Kenzo, first Ugandan nominated for Grammy, had humble start
Eddy Kenzo doesn’t know exactly when he was born, a strange thread of personal history that finds himself at the heart of the Ugandan singer: a humble man who sometimes worries about what’s next.
And yet Kenzo, who became the first Ugandan-based singer to earn a Grammy nomination, continues to rise to heights that defy the expectations of him and his fans and rivals in the East African nation, where his work is sometimes questioned. , questioned.
Some Ugandans find his style of music playful and say he is not much of a singer. But others see in his experimentation the creative potential that marks him out as an artist of extraordinary gifts.
For Kenzo, any recognition of his work is a reminder of how far he has come.
“Honestly, I’m very overwhelmed. I’m also very nervous at the same time,” Kenzo said in an interview with the AP about his engagement. “I thank God that we made it.”

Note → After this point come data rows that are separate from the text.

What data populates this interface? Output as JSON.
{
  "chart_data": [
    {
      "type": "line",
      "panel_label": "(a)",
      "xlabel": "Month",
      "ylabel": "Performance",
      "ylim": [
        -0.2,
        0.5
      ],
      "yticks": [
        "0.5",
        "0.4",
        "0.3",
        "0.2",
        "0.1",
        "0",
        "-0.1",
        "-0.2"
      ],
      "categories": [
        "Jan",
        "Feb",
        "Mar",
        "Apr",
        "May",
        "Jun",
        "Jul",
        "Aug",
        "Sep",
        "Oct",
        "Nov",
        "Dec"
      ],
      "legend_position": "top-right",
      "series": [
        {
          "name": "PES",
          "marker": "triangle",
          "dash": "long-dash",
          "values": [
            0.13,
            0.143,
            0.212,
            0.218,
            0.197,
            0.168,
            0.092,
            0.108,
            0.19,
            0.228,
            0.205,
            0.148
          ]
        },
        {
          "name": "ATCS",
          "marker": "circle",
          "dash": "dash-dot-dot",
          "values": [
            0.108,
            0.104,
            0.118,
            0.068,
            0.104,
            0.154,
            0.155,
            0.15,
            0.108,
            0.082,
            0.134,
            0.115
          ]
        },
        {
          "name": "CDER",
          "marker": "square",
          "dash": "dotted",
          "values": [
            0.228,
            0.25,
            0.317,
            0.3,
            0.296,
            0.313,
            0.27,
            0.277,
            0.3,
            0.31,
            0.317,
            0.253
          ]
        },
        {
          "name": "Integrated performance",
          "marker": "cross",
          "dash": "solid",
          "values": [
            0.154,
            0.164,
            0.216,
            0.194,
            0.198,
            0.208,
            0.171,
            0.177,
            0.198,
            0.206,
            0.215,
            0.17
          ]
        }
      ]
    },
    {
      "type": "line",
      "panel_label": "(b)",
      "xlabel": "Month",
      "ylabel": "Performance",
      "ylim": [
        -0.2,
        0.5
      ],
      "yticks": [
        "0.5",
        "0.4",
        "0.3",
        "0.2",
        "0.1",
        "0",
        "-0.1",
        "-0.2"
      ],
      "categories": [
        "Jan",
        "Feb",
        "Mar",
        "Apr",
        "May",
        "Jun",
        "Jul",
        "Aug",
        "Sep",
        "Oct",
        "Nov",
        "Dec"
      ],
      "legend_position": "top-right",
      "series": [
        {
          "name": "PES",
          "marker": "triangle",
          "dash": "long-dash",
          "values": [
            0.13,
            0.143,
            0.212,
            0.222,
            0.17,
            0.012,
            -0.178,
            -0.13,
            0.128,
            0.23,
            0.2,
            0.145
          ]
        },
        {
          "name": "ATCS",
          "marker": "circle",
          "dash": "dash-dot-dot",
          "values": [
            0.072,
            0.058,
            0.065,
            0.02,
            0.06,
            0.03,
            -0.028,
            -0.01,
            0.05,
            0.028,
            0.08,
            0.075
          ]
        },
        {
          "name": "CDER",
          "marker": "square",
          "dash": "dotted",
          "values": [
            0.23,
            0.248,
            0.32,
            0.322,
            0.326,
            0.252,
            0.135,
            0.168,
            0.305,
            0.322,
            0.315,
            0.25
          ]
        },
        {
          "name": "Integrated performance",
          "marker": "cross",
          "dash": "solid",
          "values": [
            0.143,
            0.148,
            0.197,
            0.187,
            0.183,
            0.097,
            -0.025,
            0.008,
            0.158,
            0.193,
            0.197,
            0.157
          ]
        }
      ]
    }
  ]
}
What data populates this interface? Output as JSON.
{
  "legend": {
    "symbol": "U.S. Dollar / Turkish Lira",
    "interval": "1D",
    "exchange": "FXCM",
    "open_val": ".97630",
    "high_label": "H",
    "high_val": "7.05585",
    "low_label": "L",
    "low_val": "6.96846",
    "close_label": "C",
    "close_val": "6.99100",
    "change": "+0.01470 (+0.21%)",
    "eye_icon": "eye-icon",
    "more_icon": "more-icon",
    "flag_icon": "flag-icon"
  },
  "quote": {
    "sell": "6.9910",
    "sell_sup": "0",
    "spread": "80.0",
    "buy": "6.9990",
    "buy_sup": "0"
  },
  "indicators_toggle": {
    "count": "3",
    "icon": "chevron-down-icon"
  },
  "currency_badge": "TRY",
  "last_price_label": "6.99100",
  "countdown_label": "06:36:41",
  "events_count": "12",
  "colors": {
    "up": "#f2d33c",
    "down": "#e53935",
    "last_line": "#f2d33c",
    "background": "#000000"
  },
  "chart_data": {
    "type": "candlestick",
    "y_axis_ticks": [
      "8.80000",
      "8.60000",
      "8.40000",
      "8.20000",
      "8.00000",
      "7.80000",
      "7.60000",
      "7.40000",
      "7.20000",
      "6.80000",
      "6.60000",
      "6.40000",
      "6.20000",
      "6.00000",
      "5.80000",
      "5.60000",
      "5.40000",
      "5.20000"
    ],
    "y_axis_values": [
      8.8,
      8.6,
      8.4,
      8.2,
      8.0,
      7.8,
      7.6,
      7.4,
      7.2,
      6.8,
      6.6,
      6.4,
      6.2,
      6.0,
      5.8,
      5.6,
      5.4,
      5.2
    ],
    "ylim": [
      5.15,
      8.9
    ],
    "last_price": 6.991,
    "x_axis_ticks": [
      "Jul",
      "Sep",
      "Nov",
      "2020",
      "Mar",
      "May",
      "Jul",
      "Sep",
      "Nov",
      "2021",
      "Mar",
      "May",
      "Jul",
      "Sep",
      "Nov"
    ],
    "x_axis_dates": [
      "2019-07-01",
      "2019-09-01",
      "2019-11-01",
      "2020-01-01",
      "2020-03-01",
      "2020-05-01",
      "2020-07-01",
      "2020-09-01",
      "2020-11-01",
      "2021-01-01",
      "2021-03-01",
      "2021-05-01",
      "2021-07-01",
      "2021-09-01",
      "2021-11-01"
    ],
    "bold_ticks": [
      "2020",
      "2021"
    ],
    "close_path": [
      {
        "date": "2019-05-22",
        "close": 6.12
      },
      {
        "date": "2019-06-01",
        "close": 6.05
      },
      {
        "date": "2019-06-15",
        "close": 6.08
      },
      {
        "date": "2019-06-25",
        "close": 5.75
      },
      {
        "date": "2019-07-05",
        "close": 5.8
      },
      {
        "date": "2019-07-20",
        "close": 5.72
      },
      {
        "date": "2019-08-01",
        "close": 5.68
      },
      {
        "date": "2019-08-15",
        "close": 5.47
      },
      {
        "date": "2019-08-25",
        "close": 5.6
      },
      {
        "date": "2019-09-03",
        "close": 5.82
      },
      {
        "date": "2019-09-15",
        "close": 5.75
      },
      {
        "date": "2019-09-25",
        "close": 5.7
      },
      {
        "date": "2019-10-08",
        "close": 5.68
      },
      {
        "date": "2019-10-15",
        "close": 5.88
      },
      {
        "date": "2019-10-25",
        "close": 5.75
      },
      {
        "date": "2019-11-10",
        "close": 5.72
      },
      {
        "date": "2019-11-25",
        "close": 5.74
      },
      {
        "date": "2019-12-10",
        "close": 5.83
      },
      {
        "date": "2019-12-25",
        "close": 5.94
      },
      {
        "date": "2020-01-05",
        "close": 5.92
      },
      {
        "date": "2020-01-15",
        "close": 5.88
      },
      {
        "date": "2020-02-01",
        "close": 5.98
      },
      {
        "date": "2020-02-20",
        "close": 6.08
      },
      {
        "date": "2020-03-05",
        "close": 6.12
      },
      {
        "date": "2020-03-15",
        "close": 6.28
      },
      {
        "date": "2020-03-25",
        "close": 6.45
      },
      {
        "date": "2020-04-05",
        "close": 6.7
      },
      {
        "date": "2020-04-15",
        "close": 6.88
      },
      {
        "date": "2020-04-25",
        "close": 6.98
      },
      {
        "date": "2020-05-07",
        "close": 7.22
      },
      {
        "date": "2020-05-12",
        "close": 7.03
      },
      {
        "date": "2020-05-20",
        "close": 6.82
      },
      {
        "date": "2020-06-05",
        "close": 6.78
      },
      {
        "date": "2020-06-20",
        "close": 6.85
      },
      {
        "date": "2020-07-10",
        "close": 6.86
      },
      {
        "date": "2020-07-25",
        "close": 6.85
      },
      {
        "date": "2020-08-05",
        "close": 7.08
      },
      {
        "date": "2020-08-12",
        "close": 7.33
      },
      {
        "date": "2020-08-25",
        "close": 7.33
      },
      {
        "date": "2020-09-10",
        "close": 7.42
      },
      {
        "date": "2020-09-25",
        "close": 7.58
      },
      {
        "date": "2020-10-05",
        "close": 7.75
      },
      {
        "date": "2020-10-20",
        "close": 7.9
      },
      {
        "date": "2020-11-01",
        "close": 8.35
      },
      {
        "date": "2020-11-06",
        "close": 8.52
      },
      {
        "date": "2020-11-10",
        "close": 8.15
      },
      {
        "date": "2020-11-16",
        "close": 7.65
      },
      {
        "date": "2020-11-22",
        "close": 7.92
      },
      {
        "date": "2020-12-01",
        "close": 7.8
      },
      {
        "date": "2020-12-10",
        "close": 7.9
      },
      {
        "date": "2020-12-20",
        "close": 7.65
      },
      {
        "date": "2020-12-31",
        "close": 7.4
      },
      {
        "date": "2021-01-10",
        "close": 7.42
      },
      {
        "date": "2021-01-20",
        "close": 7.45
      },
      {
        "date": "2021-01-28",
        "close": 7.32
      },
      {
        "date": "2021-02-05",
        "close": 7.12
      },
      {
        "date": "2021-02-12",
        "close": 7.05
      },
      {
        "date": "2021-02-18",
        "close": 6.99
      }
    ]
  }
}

Kenzo’s “Gimme Love,” a collaboration with American singer Matt B that began with a chance meeting in Los Angeles, was nominated for a Grammy Award for Best World Music Performance.
Kenzo, whose real name is Idirisa Muswoza, won the 2015 BET Award for Best New International Artist, the first and only Ugandan to achieve the honor. This accolade followed her smash hit ‘Sitya Loss’ accompanied by a video of the dancing kids whose energetic performance caught the attention of global stars like Ellen DeGeneres.
The song was a reference to Kenzo’s own humble beginnings in a remote part of central Uganda, as a barely literate child who didn’t know where his next meal would come from. By his own account, Kenzo spent 13 years on the streets after losing his mother when he was only 4 years old.
He wanted to be a footballer and even got a scholarship to a boarding school based on his talent, but later gave it up and returned to the hustle that he says made him a man.
“I’m a nuisance,” he told the Associated Press. “This is a very big step for me, my family and the people of the ghetto, the squatters, the people who came from nothing. It gives us a lot of hope that anything is possible.”
He recorded his first single in 2008 and rose to fame in 2010 with the song “Stamina”, which was loved by politicians, lovers and others for its praise of youthful energy. In addition to winning awards, Kenzo is often invited to perform around the world.
Three days before he found out he had been nominated for a Grammy, Kenzo held a festival in Kampala attended by thousands of people, including the Prime Minister of Uganda. It was a proud moment for a singer whose music is often overlooked by local FM stations, who can make or break a song with their choice of DJs.
Even for Kenzo, there is a sense that he is more appreciated abroad than he is at home.
“My biggest fans are outside of Uganda because the world is bigger than Uganda. Uganda is just a small country,” he said thoughtfully.
Andrew Kagwa, arts reporter for the local newspaper Daily Monitor, described Kenzo as an enigma that “disrupted the industry in ways no one can explain.”
He spoke of Kenzo as a Ugandan singer who “refused to fail”. DJs may not like his music, but he has a loyal following and wins accolades despite his struggles.
“For some reason, things happen to Kenzo,” Kagawa said. “He just lets the awards, the accolades, speak for him.”